Fall brings out some pretty corporeal desires in people. It makes people want to be indoors with large mugs of coffee. Kids want to play in big piles of leaves. Cinnamon is a welcomed scent wafting through any home. Rich dishes full of hearty, earthy flavors start to grace the plates of many. Scarves come out. The bundling in preparation for the winter starts to take shape. Coffee shops are fuller, and parks are empty in the chilly evenings. Pumpkins come out for Halloween, and apples come down from the trees. Hiking is in its peak season, and so is running. Flannel takes a place in the closet. Pajamas are a legitimate style option until noon on the weekends. Fruits find their way into cobblers instead of fresh on breakfast plates. Fall is a wonderfully enriching and restorative time.
People do, though, get a little funny about fall foods. They stop liking local vegetables simply because the vegetables go underground or get thick skinned. That is to say, carrots, beets, turnips, brussels sprouts, onions, rutabaga, squash, and pumpkin take center stage. Cucumbers get turned into pickles, and tomatoes are nothing but sauce. Unless, you out source from a warmer climate. But these days, when we all have such opportunity to eat locally and sustainably, why not?
Also why not take those unfamiliar and sometimes unwelcome vegetables and make them something new. Something you might enjoy. Whoever said that beets could only be pickled? Why not boil beets, cut them up then sauté them with a bit of butter, salt, pepper, and a touch of vinegar? Carrots don’t have to be raw or baked – why not braise them for a semi-soft carrot that’ll be memorable for days to come? Brussels sprouts are not only for cartoon artists to use as a food no kid likes, they are available to be made delicious – try sautéing them with browned butter, caramelized onions, kosher salt, and a pinch of sugar. Toss them with bacon and maple syrup. Add some chorizo for the meat loves. Broil with olive oil to caramelize.

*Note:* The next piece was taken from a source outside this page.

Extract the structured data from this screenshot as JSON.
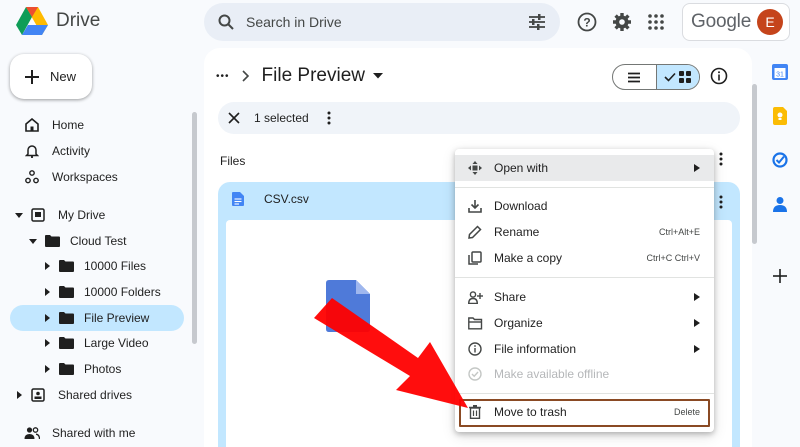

And pumpkin is by no means only destined for pie or your porch, carved. That goes for squash, too. These wonderful gourds are packed solid with depth of flavor and density. They are solid, so they can stand up for almost any cooking technique. I personally love to bake them, to bring out the natural sugars.
This past weekend, I took advantage of the seemingly endless beautiful weather and had a picnic in Prospect Park. Enticed by the opportunity to cook and pack a picnic, and revved up by the seasonal and local produce, I had tons of ideas. What I settled on was, by many people’s standards, unconventional. Roasted pumpkin served with couscous, Macon apples, sautéed fennel, and green onion. I did go a little traditional with crackers, hummus, and grapes, just to not overstate anything, though.
Savory course covered with half of my pumpkin, I took to the sweet side of life with the other half to make a quick bread topped with a sour cream icing. The quick bread was amazingly moist because to utilize the pumpkin, I roasted it, then made a puree with the insides. Almost acting like an applesauce cake, this quick bread was dense, moist, but not heavy. I also cut back on sugar, so the bread itself was semi-sweet, then topped with the icing. Normally I go for a cream cheese frosting, in honor of Brianna, but I wanted a slight twang in this one. Sour cream acted well to counter-balance the over-sweetness of the confectionary sugar.
The results? The pumpkin, couscous, apple, fennel mixture was gone by the next morning. The quick bread didn’t even make it that far, finished off with licking the container.